Time functions. MT4's Time[] array that provides the open time of each bar is accessed differently in MT5. The TimeCurrent() function behaviour and the iTime() function signature differ between platforms. Time-based logic in MT4 EAs requires careful migration to ensure the MT5 equivalent uses the correct time reference.
Technologies Used
- MQL4 — source language for existing MT4 software being migrated
- MQL5 — target language for migrated MT5 software
- MQL5 Standard Library — CTrade, CPositionInfo, COrderInfo, CAccountInfo used in migrated code for cleaner MT5 platform interaction
- MetaTrader 4 Strategy Tester — baseline performance testing of original MT4 code for migration validation comparison
- MetaTrader 5 Strategy Tester — validation testing of migrated MT5 code including real tick data backtesting
- Demo account testing — live behaviour validation of migrated MT5 EA before live deployment
Migration Scope and Approach
Assessment before migration. Every migration begins with an assessment of the existing MT4 code — the complexity of the order management logic, the indicator usage, the account data access patterns, and the specific MT4 features the code depends on. The assessment identifies the migration risks, the areas that require the most careful implementation, and the architectural improvements that the migration can implement.

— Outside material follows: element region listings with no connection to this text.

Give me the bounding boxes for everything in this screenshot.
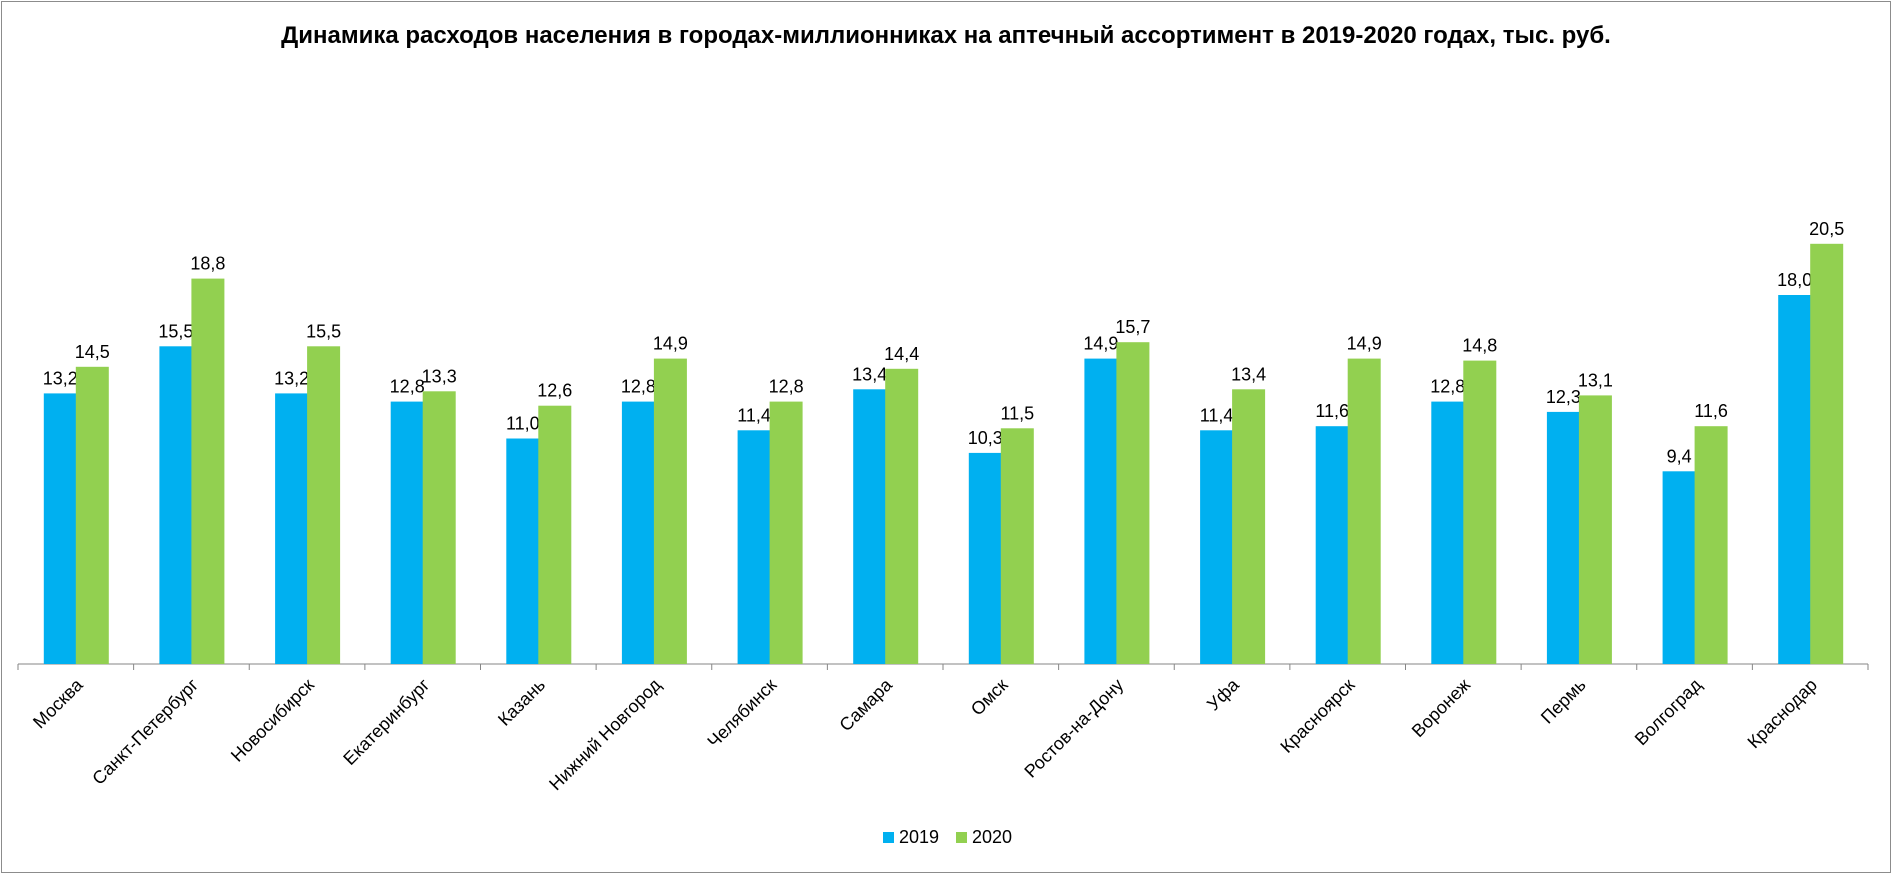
bar-2020-0 — [75, 366, 109, 665]
data-label-2020-11: 14,9 — [1347, 334, 1382, 354]
bar-2020-1 — [191, 278, 225, 664]
data-label-2020-8: 11,5 — [1000, 403, 1034, 423]
bar-2020-10 — [1232, 389, 1266, 664]
category-label-10: Уфа — [1203, 674, 1243, 714]
legend-swatch-2019 — [883, 832, 894, 843]
bar-2020-5 — [653, 358, 687, 664]
category-label-15: Краснодар — [1744, 675, 1821, 752]
bar-2019-0 — [43, 393, 77, 664]
data-label-2019-5: 12,8 — [621, 377, 656, 397]
data-label-2019-14: 9,4 — [1667, 446, 1692, 466]
data-label-2020-0: 14,5 — [75, 342, 110, 362]
bar-2019-14 — [1662, 471, 1696, 664]
bar-2019-6 — [737, 430, 771, 664]
category-label-4: Казань — [494, 675, 549, 730]
bar-2019-7 — [853, 389, 887, 664]
category-label-13: Пермь — [1537, 675, 1590, 728]
bar-2019-3 — [390, 401, 424, 664]
bar-2020-9 — [1116, 342, 1150, 664]
bar-2020-4 — [538, 405, 572, 664]
category-label-3: Екатеринбург — [339, 674, 434, 769]
bar-2020-14 — [1694, 426, 1728, 664]
data-label-2019-13: 12,3 — [1546, 387, 1581, 407]
category-label-11: Красноярск — [1276, 675, 1358, 757]
bar-2019-8 — [968, 452, 1002, 665]
data-label-2020-7: 14,4 — [884, 344, 919, 364]
bar-2019-5 — [621, 401, 655, 664]
data-label-2020-4: 12,6 — [537, 381, 572, 401]
category-label-0: Москва — [29, 674, 87, 732]
data-label-2019-7: 13,4 — [852, 364, 887, 384]
bar-2019-13 — [1546, 411, 1580, 665]
legend-swatch-2020 — [956, 832, 967, 843]
bar-2020-12 — [1463, 360, 1497, 664]
category-label-7: Самара — [835, 674, 896, 735]
data-label-2019-10: 11,4 — [1200, 405, 1234, 425]
bar-2020-8 — [1000, 428, 1034, 665]
data-label-2020-3: 13,3 — [422, 366, 457, 386]
bar-2020-13 — [1578, 395, 1612, 664]
data-label-2019-11: 11,6 — [1315, 401, 1349, 421]
data-label-2020-12: 14,8 — [1462, 336, 1497, 356]
data-label-2020-6: 12,8 — [769, 377, 804, 397]
bar-2019-15 — [1778, 295, 1812, 664]
legend-label-2019: 2019 — [899, 827, 939, 847]
bar-2019-12 — [1431, 401, 1465, 664]
data-label-2020-1: 18,8 — [190, 254, 225, 274]
bar-2020-7 — [885, 368, 919, 664]
data-label-2020-14: 11,6 — [1694, 401, 1728, 421]
category-label-2: Новосибирск — [227, 675, 318, 766]
bar-2019-9 — [1084, 358, 1118, 664]
data-label-2019-9: 14,9 — [1083, 334, 1118, 354]
data-label-2020-5: 14,9 — [653, 334, 688, 354]
category-label-5: Нижний Новгород — [545, 674, 665, 794]
data-label-2020-2: 15,5 — [306, 321, 341, 341]
legend-label-2020: 2020 — [972, 827, 1012, 847]
chart-title: Динамика расходов населения в городах-ми… — [281, 22, 1611, 49]
data-label-2019-8: 10,3 — [968, 428, 1003, 448]
data-label-2020-13: 13,1 — [1578, 370, 1613, 390]
bar-2020-6 — [769, 401, 803, 664]
data-label-2019-15: 18,0 — [1777, 270, 1812, 290]
bar-2020-3 — [422, 391, 456, 664]
data-label-2020-15: 20,5 — [1809, 219, 1844, 239]
data-label-2020-10: 13,4 — [1231, 364, 1266, 384]
bar-2020-2 — [307, 346, 341, 665]
bar-2019-1 — [159, 346, 193, 665]
data-label-2019-1: 15,5 — [158, 321, 193, 341]
data-label-2019-6: 11,4 — [737, 405, 771, 425]
bar-2020-15 — [1810, 243, 1844, 665]
data-label-2019-2: 13,2 — [274, 368, 309, 388]
category-label-14: Волгоград — [1631, 674, 1706, 749]
category-label-9: Ростов-на-Дону — [1020, 675, 1127, 782]
bar-2020-11 — [1347, 358, 1381, 664]
data-label-2020-9: 15,7 — [1115, 317, 1150, 337]
category-label-8: Омск — [967, 675, 1012, 720]
bar-2019-10 — [1200, 430, 1234, 664]
data-label-2019-4: 11,0 — [506, 414, 540, 434]
data-label-2019-0: 13,2 — [43, 368, 78, 388]
category-label-12: Воронеж — [1408, 675, 1474, 741]
bar-2019-4 — [506, 438, 540, 664]
category-label-6: Челябинск — [703, 675, 780, 752]
data-label-2019-3: 12,8 — [390, 377, 425, 397]
bar-2019-2 — [275, 393, 309, 664]
category-label-1: Санкт-Петербург — [88, 674, 202, 788]
bar-2019-11 — [1315, 426, 1349, 664]
data-label-2019-12: 12,8 — [1430, 377, 1465, 397]
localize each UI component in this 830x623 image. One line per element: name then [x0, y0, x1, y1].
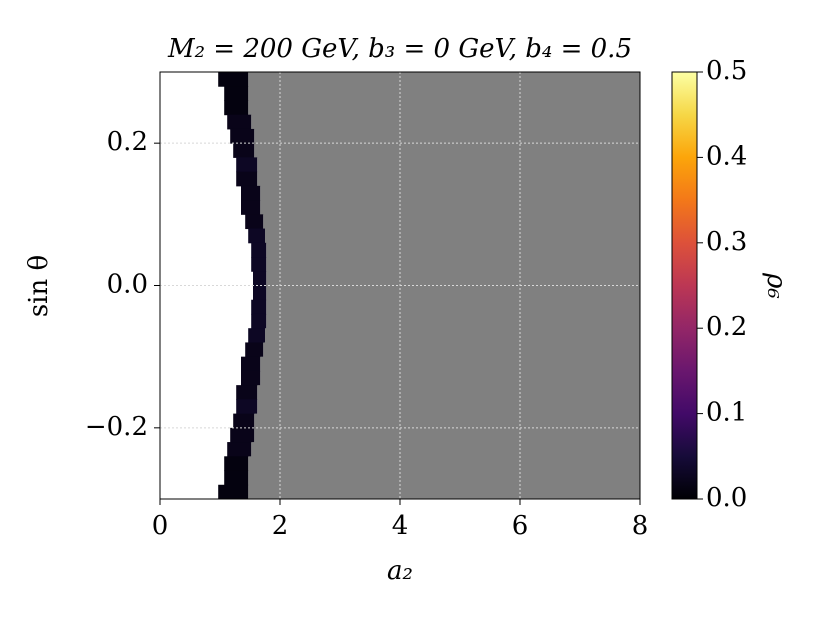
- heatmap-cell: [241, 200, 261, 215]
- heatmap-cell: [233, 413, 255, 429]
- masked-region: [254, 427, 640, 443]
- heatmap-cell: [224, 456, 249, 472]
- masked-region: [248, 470, 640, 486]
- masked-region: [251, 442, 640, 457]
- heatmap-cell: [253, 285, 267, 301]
- heatmap-cell: [245, 214, 264, 230]
- masked-region: [265, 328, 640, 343]
- colorbar-tick-label: 0.0: [706, 483, 747, 513]
- heatmap-cell: [241, 370, 261, 386]
- masked-region: [254, 413, 640, 429]
- heatmap-cell: [233, 143, 255, 158]
- heatmap-cell: [245, 342, 264, 358]
- masked-region: [254, 128, 640, 144]
- masked-region: [260, 370, 640, 386]
- heatmap-cell: [251, 257, 267, 272]
- colorbar-tick-label: 0.5: [706, 56, 747, 86]
- heatmap-cell: [236, 157, 258, 173]
- masked-region: [257, 399, 640, 415]
- colorbar-label: ρ₆: [761, 272, 791, 299]
- chart-title: M₂ = 200 GeV, b₃ = 0 GeV, b₄ = 0.5: [167, 34, 632, 64]
- masked-region: [260, 200, 640, 215]
- heatmap-cell: [224, 470, 249, 486]
- masked-region: [266, 257, 640, 272]
- x-tick-label: 8: [632, 511, 649, 541]
- heatmap-cell: [253, 271, 267, 286]
- heatmap-cell: [236, 171, 258, 187]
- heatmap-cell: [227, 442, 252, 457]
- colorbar-tick-label: 0.4: [706, 141, 747, 171]
- colorbar: [671, 71, 698, 500]
- heatmap-cell: [218, 484, 249, 500]
- x-tick-label: 0: [152, 511, 169, 541]
- x-tick-label: 6: [512, 511, 529, 541]
- masked-region: [260, 185, 640, 201]
- heatmap-cell: [248, 328, 265, 343]
- heatmap-cell: [230, 128, 255, 144]
- masked-region: [263, 342, 640, 358]
- plot-frame: [159, 71, 641, 500]
- masked-region: [251, 114, 640, 130]
- masked-region: [248, 484, 640, 500]
- masked-region: [248, 456, 640, 472]
- masked-region: [248, 72, 640, 87]
- heatmap-cell: [224, 100, 249, 116]
- masked-region: [257, 157, 640, 173]
- heatmap-cell: [230, 427, 255, 443]
- heatmap-cell: [241, 356, 261, 372]
- masked-region: [266, 285, 640, 301]
- masked-region: [248, 100, 640, 116]
- heatmap-cell: [251, 299, 267, 315]
- masked-region: [266, 313, 640, 329]
- y-tick-label: −0.2: [85, 412, 148, 442]
- masked-region: [263, 214, 640, 230]
- masked-region: [265, 228, 640, 244]
- heatmap-cell: [227, 114, 252, 130]
- heatmap-cell: [251, 242, 267, 258]
- masked-region: [266, 299, 640, 315]
- x-tick-label: 2: [272, 511, 289, 541]
- x-tick-label: 4: [392, 511, 409, 541]
- masked-region: [257, 171, 640, 187]
- y-tick-label: 0.2: [107, 127, 148, 157]
- colorbar-tick-label: 0.3: [706, 227, 747, 257]
- masked-region: [248, 86, 640, 101]
- heatmap-cell: [251, 313, 267, 329]
- heatmap-cell: [236, 399, 258, 415]
- heatmap-cell: [218, 72, 249, 87]
- masked-region: [266, 242, 640, 258]
- masked-region: [266, 271, 640, 286]
- y-tick-label: 0.0: [107, 270, 148, 300]
- masked-region: [254, 143, 640, 158]
- x-axis-label: a₂: [387, 556, 413, 586]
- heatmap-cell: [236, 385, 258, 400]
- colorbar-tick-label: 0.1: [706, 398, 747, 428]
- heatmap-cell: [241, 185, 261, 201]
- y-axis-label: sin θ: [24, 255, 54, 317]
- heatmap-cell: [248, 228, 265, 244]
- masked-region: [257, 385, 640, 400]
- colorbar-tick-label: 0.2: [706, 312, 747, 342]
- heatmap-cell: [224, 86, 249, 101]
- masked-region: [260, 356, 640, 372]
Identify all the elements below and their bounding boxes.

Incremental migration for complex systems. For complex MT4 systems with multiple interacting components, migration proceeds incrementally — migrating and testing one component at a time rather than migrating everything simultaneously. The order management library migrated and tested first. The indicator wrapper migrated and validated next. The strategy logic migrated last, building on the validated lower-level components.
Documentation of differences. Where the migrated MT5 code behaves differently from the original MT4 code — because of the netting model, because of MT5's improved execution, because of deliberate architectural improvements — the differences are documented so that the trader understands how the MT5 system differs from the MT4 original and what to expect from the migrated system.
When Migration Is the Right Choice
MT4 to MT5 migration is the right choice when the existing MT4 software represents significant value — strategies that have been validated and refined, indicators that implement proprietary analytical frameworks, infrastructure that has been built and tested over time — and when the migration to MT5 is driven by a genuine need (broker migration, prop firm requirement, multi-instrument trading requirement) rather than platform preference alone.
When the existing MT4 code is simple enough that rebuilding from scratch in MQL5 is faster than a careful migration, rebuilding may be more practical than migrating. When the existing MT4 code is complex, well-tested, and represents significant development investment, migration preserves that investment while enabling MT5 operation.
Your MT4 Software, Running on MT5
The strategies, indicators, and trading tools that work in MT4 — migrated to MT5 with the correctness and testing that live trading deployment requires, and with the architectural improvements that MT5's capabilities enable.